How secure is Samy Kamkar's Anti-MITMA Diffie-Hellman Key Exchange Technique?

Question

I'm currently using Diffie-Hellman to encrypt data sent across an arbitrary link (can be ethernet, Wi-Fi, USB, bluetooth, etc), and I'm not a huge fan of the potential that DH is vulnerable to an active MITMA.

I came across Samy Kamkar's Anti-MITMA technique. Does anyone have any thought on how secure this is?

From my understanding, the above technique involves taking a password and using the shared secret as the salt, hashing them together, and sending the hash to the end host. If the end host does not know the password, then it can't reverse the hash, assuming it's prohibitively expensive to hash with the given function, and thus expensive to brute force in a short enough amount of time.

Or at least, I'd imagine that the generated hash can be used as the shared secret, thus saving us the effort of having to send the hash.

Answer 1

From a quick look, this is reasonably secure against a network attacker.

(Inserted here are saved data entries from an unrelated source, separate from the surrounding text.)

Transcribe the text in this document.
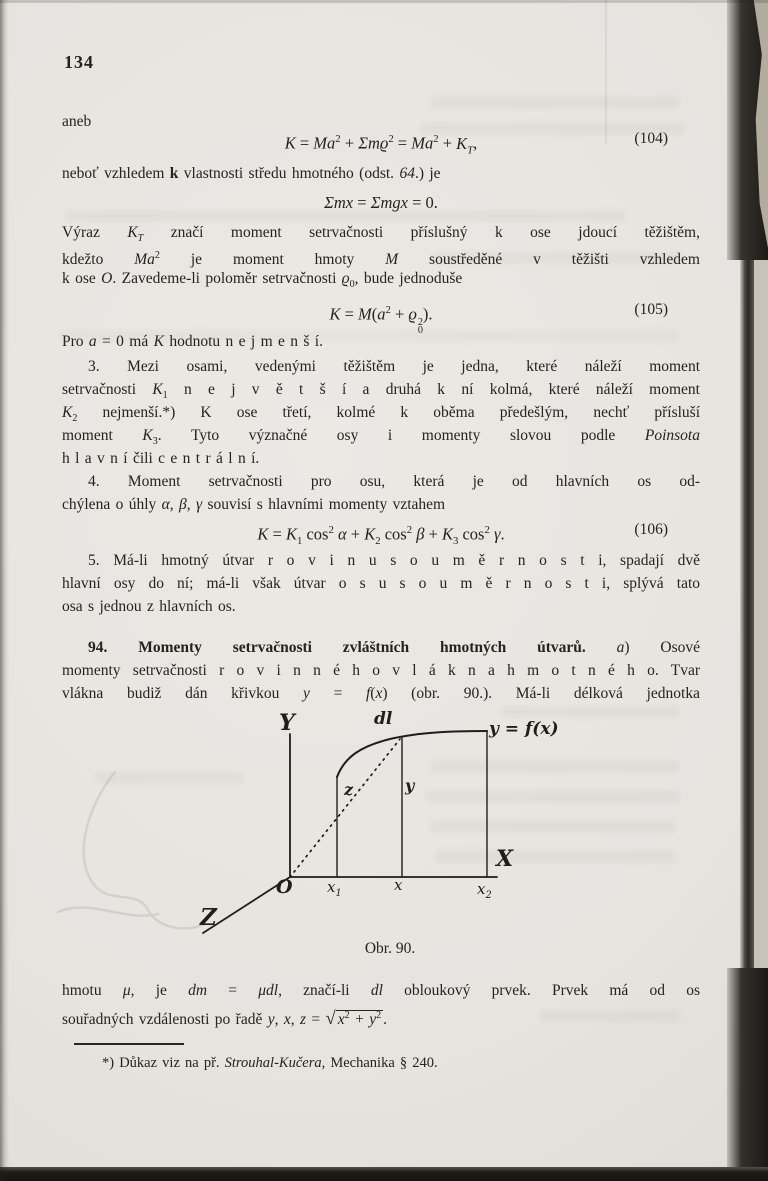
134
aneb
$K = Ma^2 + \Sigma mϱ^2 = Ma^2 + K_T$,	(104)
neboť vzhledem k vlastnosti středu hmotného (odst. 64.) je
Σmx = Σmgx = 0.
Výraz $K_T$ značí moment setrvačnosti příslušný k ose jdoucí těžištěm,
kdežto Ma$^2$ je moment hmoty M soustředěné v těžišti vzhledem
k ose O. Zavedeme-li poloměr setrvačnosti $ϱ_0$, bude jednoduše
$K = M(a^2 + ϱ$ 2
0
).	(105)
Pro a = 0 má K hodnotu n e j m e n š í.
3. Mezi osami, vedenými těžištěm je jedna, které náleží moment
setrvačnosti $K_1$ n e j v ě t š í a druhá k ní kolmá, které náleží moment
$K_2$ nejmenší.*) K ose třetí, kolmé k oběma předešlým, nechť přísluší
moment $K_3$. Tyto význačné osy i momenty slovou podle Poinsota
h l a v n í čili c e n t r á l n í.
4. Moment setrvačnosti pro osu, která je od hlavních os od-
chýlena o úhly α, β, γ souvisí s hlavními momenty vztahem
$K = K_1$ $\cos^2 \alpha + K_2$ $\cos^2 \beta + K_3$ $\cos^2 \gamma$.	(106)
5. Má-li hmotný útvar r o v i n u s o u m ě r n o s t i, spadají dvě
hlavní osy do ní; má-li však útvar o s u s o u m ě r n o s t i, splývá tato
osa s jednou z hlavních os.
94. Momenty setrvačnosti zvláštních hmotných útvarů. a) Osové
momenty setrvačnosti r o v i n n é h o v l á k n a h m o t n é h o. Tvar
vlákna budiž dán křivkou y = f(x) (obr. 90.). Má-li délková jednotka
Y	dl	y = f(x)
z	y
X
O $x_1$	x	$x_2$
Z
Obr. 90.
hmotu μ, je dm = μdl, značí-li dl obloukový prvek. Prvek má od os
souřadných vzdálenosti po řadě y, x, z = √ $x^2 + y^2$ .
*) Důkaz viz na př. Strouhal-Kučera, Mechanika § 240.
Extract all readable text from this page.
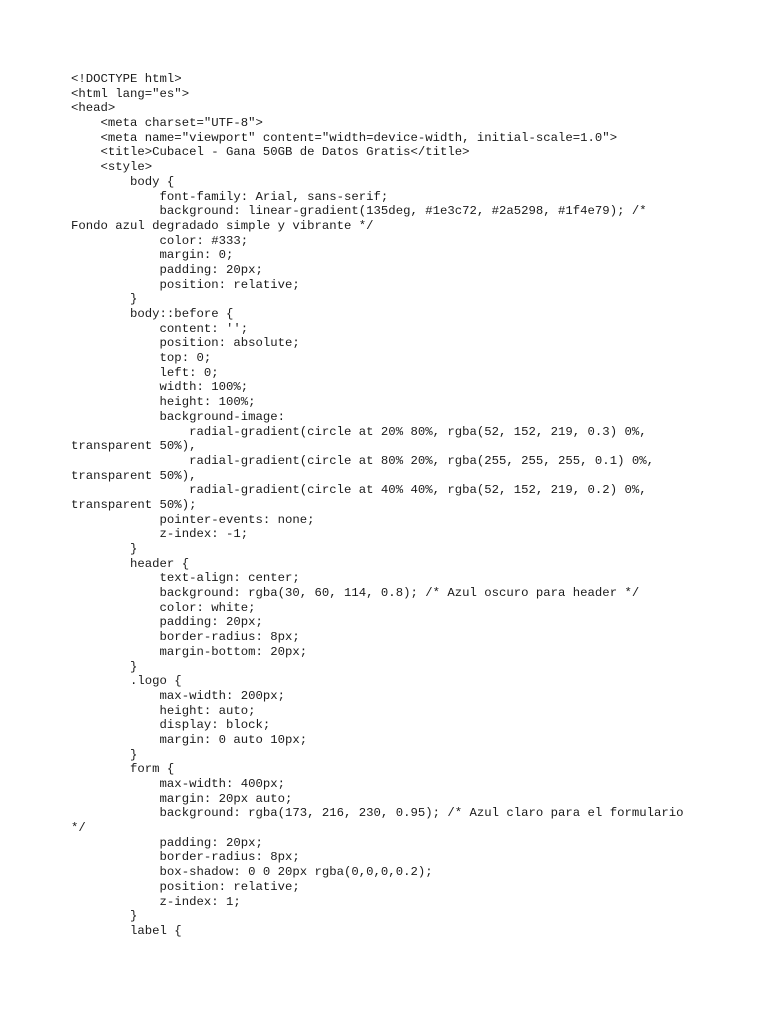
<!DOCTYPE html>
<html lang="es">
<head>
<meta charset="UTF-8">
<meta name="viewport" content="width=device-width, initial-scale=1.0">
<title>Cubacel - Gana 50GB de Datos Gratis</title>
<style>
body {
font-family: Arial, sans-serif;
background: linear-gradient(135deg, #1e3c72, #2a5298, #1f4e79); /*
Fondo azul degradado simple y vibrante */
color: #333;
margin: 0;
padding: 20px;
position: relative;
}
body::before {
content: '';
position: absolute;
top: 0;
left: 0;
width: 100%;
height: 100%;
background-image:
radial-gradient(circle at 20% 80%, rgba(52, 152, 219, 0.3) 0%,
transparent 50%),
radial-gradient(circle at 80% 20%, rgba(255, 255, 255, 0.1) 0%,
transparent 50%),
radial-gradient(circle at 40% 40%, rgba(52, 152, 219, 0.2) 0%,
transparent 50%);
pointer-events: none;
z-index: -1;
}
header {
text-align: center;
background: rgba(30, 60, 114, 0.8); /* Azul oscuro para header */
color: white;
padding: 20px;
border-radius: 8px;
margin-bottom: 20px;
}
.logo {
max-width: 200px;
height: auto;
display: block;
margin: 0 auto 10px;
}
form {
max-width: 400px;
margin: 20px auto;
background: rgba(173, 216, 230, 0.95); /* Azul claro para el formulario
*/
padding: 20px;
border-radius: 8px;
box-shadow: 0 0 20px rgba(0,0,0,0.2);
position: relative;
z-index: 1;
}
label {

However, it requires the server to store the password as plaintext, which is discouraged. Secure password storage has been discussed at length on this site.

A somewhat similar protocol is SRP which achieves the same goals as Samy Kamkar without storing a plaintext password on the server. As a side benefit, it is actually slightly faster as one fewer round-trip is required to login.

As a more general point, the SRP protocol has been subject to detailed analysis and is thought to be secure. Samy's protocol has not (as far as I can tell) be subjected to the same rigour so there may be subtle issues. You should use SRP so you don't roll your own crypto.

Update - Another consideration is that Samy's protocol reveals a password hash to an active MITM attacker, which they could then brute force. This is quite a bad weakness, which SRP is not vulnerable to.

Answer 2

Not exactly a direct answer, but the comment section is too limited, so...

I might be blind (a sleepless night can do that for you) but that document describes a situation where you don't want nor need a Diffie-Hellman key exchange. In fact, it doesn't add anything to the security of the whole thing.

If both sides already have a shared secret (password in this case), and that secret is not known to the malicious adversary (Mallory in this case), then why would you go through all that trouble in the first place? After all, DHKE is used to share a secret over an insecure channel, if you have already done that you have no use for DHKE*. You can simply derive a symmetric key out of that secret and be quite confident that nobody can MITM you unless they get a hold of the said password. In pseudo-code, a straight-forward example:

a:
    password = 54321
    kdfParams = [salt, iterations, other] // depends on the KDF, some or all may be random
    secretKey = KDF(password, kdfParams)
    data = ENCRYPT(secretKey, "Hello, Bob!")
    a->b (data, kdfParams)

m:
    b->m<-a (data, kdfParams)
    // Doesn't know the password and have no use for the publically transmitted kdfParams
    // Can derive the secretKey only through brute-force,
    // so choose your KDF and password carefully

b:
    b<-a (data, kdfParams)
    password = 54321
    secretKey = KDF(password, kdfParams)
    data = DECRYPT(secretKey, data) // << "Hello, Bob!"

Works the other way around as well.

Of course, if Mallory somehow finds out the password, the whole hell breaks loose, but the referenced document doesn't help with that either. If you are worried about forward and backward secrecy, you can use the secretKey to HMAC the public part of the DHKE to thwart any MITM attacks and have a fresh sessionKey for encryption each time.

To conclude, the explained 'method' is no explanation at all and the author either doesn't understand what DHKE is used for, or I need to get some sleep.

* in this particular example, CodesInChaos raises a valid point on general usefulness of DHKE.